Source | LinkedIn : By Santhosh Babu

“All senior leaders of Uber should go through leadership training and coaching and all managers should go through a training focusing on unconscious bias and people management skills.”..says the report by former U.S. Attorney General Eric H. Holder Jr., hired by Uber to address mounting criticism of the company amid a wave of workplace scandals.

“I must fundamentally change as a leader and grow up,” Uber CEO Kalanick, 40, wrote in a note to Uber employees Tuesday, Feb. 28. “This is the first time I’ve been willing to admit that I need leadership help and I intend to get it.” This was when a video appeared in public showing him arguing with an Uber driver and losing his temper.

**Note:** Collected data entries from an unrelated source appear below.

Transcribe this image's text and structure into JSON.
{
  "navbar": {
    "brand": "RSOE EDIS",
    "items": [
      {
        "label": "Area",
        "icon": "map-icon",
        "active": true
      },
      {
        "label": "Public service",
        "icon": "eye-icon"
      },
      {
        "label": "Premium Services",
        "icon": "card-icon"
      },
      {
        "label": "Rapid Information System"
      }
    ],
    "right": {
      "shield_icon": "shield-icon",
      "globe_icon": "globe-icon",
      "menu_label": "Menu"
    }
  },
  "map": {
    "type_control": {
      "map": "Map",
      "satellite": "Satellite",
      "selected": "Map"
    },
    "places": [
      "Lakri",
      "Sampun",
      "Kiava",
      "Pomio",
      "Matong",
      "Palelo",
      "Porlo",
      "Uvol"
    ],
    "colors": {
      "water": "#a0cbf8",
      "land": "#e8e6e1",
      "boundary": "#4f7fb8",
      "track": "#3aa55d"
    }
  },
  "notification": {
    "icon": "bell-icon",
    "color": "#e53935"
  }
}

Four months later on a Tuesday, 20th June Kalanick resigned  after a shareholder revolt that made it difficult for him to stay on at the company.

While most organisations have a strategy to develop their talent; the top team development usually becomes a blind spot and takes a back seat. Top teams usually have high levels of responsibility, ambiguity, and accountability and pressure so focusing on serious and collective top team development often becomes a luxury not a necessity.

While top teams actively engage in talent development for others in the organisation, reflecting on the efficiency of their own leadership occurs only occasionally through some surveys. And then these surveys throw up some insights about the top team effectiveness they usually spend a day to discuss this and take actions. When you compare this to the developmental inputs that a middle level executive or a high potential talent receives in an organisation, you understand that this is negligible.